Environment Agency News Release

Salmon are making a comeback in the River Valency – the main river flowing through Boscastle.

In 2004 more than 70 vehicles were washed out of Boscastle car park and into the harbour after the River Valency burst its banks in one of the worst floods in living memory. A number of local buildings were extensively damaged.

The flood waters also swept away salmon spawning gravel and most of the young fish in the river at the time. This exceptional event resulted in local salmon and trout numbers slumping to a 20 year low.

Four years on the once turbulent Valency is flowing more sedately and the risk of further flood devastation has been reduced thanks to a £5 million Environment Agency flood defence scheme due to be completed this summer.

Agency officers recently carried out a fish rescue on the River Valency to enable contractors to build a storage lagoon upstream of the main Boscastle car park. As well as brown trout and eels, they found a surprising number of young salmon or smolts.

The young salmon were re-located further down the Valency away from the area where the contractors were about to start work. Two years old and approximately six inches in length, the smolts are ready to leave the river and migrate to sea.

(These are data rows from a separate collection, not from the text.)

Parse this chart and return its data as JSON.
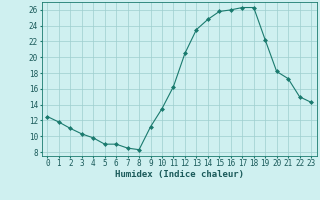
{
  "x": [
    0,
    1,
    2,
    3,
    4,
    5,
    6,
    7,
    8,
    9,
    10,
    11,
    12,
    13,
    14,
    15,
    16,
    17,
    18,
    19,
    20,
    21,
    22,
    23
  ],
  "y": [
    12.5,
    11.8,
    11.0,
    10.3,
    9.8,
    9.0,
    9.0,
    8.5,
    8.3,
    11.2,
    13.5,
    16.3,
    20.5,
    23.5,
    24.8,
    25.8,
    26.0,
    26.3,
    26.3,
    22.2,
    18.2,
    17.3,
    15.0,
    14.3
  ],
  "xlabel": "Humidex (Indice chaleur)",
  "xlim": [
    -0.5,
    23.5
  ],
  "ylim": [
    7.5,
    27
  ],
  "yticks": [
    8,
    10,
    12,
    14,
    16,
    18,
    20,
    22,
    24,
    26
  ],
  "xticks": [
    0,
    1,
    2,
    3,
    4,
    5,
    6,
    7,
    8,
    9,
    10,
    11,
    12,
    13,
    14,
    15,
    16,
    17,
    18,
    19,
    20,
    21,
    22,
    23
  ],
  "line_color": "#1a7a6e",
  "marker_color": "#1a7a6e",
  "bg_color": "#cff0f0",
  "grid_color": "#9ecece",
  "label_fontsize": 6.5,
  "tick_fontsize": 5.5
}
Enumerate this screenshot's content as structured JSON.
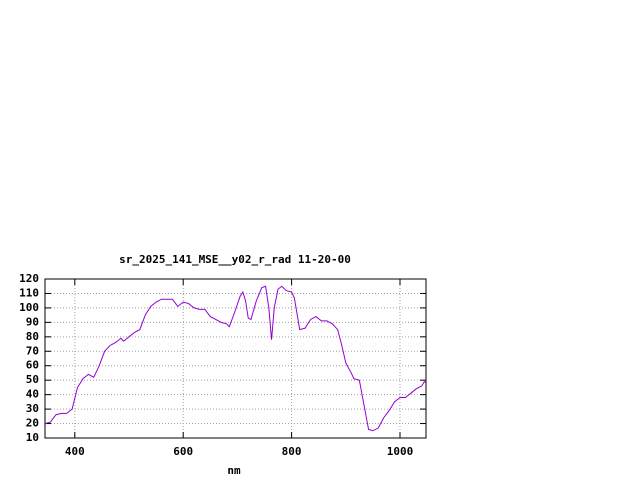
{
  "chart_data": {
    "type": "line",
    "title": "sr_2025_141_MSE__y02_r_rad 11-20-00",
    "x_label": "nm",
    "x": [
      345,
      355,
      365,
      375,
      385,
      395,
      405,
      415,
      425,
      435,
      445,
      455,
      465,
      475,
      485,
      490,
      500,
      510,
      520,
      530,
      540,
      550,
      560,
      570,
      580,
      590,
      600,
      610,
      620,
      630,
      640,
      650,
      660,
      670,
      680,
      685,
      695,
      705,
      710,
      715,
      720,
      725,
      735,
      745,
      752,
      758,
      763,
      768,
      775,
      782,
      790,
      800,
      805,
      810,
      815,
      825,
      835,
      845,
      855,
      865,
      875,
      885,
      892,
      900,
      910,
      915,
      925,
      935,
      942,
      950,
      960,
      970,
      980,
      990,
      1000,
      1010,
      1020,
      1030,
      1040,
      1045,
      1048
    ],
    "series": [
      {
        "color": "#9400d3",
        "values": [
          20,
          21,
          26,
          27,
          27,
          30,
          45,
          51,
          54,
          52,
          60,
          70,
          74,
          76,
          79,
          77,
          80,
          83,
          85,
          95,
          101,
          104,
          106,
          106,
          106,
          101,
          104,
          103,
          100,
          99,
          99,
          94,
          92,
          90,
          89,
          87,
          97,
          108,
          111,
          105,
          93,
          92,
          105,
          114,
          115,
          100,
          78,
          100,
          113,
          115,
          112,
          111,
          107,
          96,
          85,
          86,
          92,
          94,
          91,
          91,
          89,
          85,
          75,
          62,
          55,
          51,
          50,
          30,
          16,
          15,
          17,
          24,
          29,
          35,
          38,
          38,
          41,
          44,
          46,
          49,
          48
        ]
      }
    ],
    "xlim": [
      345,
      1048
    ],
    "xticks": [
      400,
      600,
      800,
      1000
    ],
    "ylim": [
      10,
      120
    ],
    "yticks": [
      10,
      20,
      30,
      40,
      50,
      60,
      70,
      80,
      90,
      100,
      110,
      120
    ],
    "grid": true
  }
}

‘We are delighted Boscastle still has a thriving population of salmon after all the work that has taken place since the 2004. Hopefully, some of the smolts rescued by the Agency will mature at sea and return to the Valency to spawn. Despite the national decline in salmon stocks, many rivers in Cornwall have healthy or increasing fish numbers’ said Simon Toms for the Environment Agency.

‘Salmon are highly sensitive to the quality of their surroundings. The increase in numbers is probably due to several factors including habitat improvements, a reduction in the netting of wild salmon at sea and the efforts of local people, landowners and businesses,’ said Simon Toms.

As well as the Valency, the Agency recently found salmon on the Porth River near Newquay and sea trout in Bude Canal.

The Agency does not normally monitor fish numbers on the Valency and directs its resources, instead, on Cornwall’s larger rivers such as the Camel and Fowey that have their own Salmon Action Plans. The fish rescue operation at Boscastle provided officers with a valuable opportunity to carry out a health check on the river.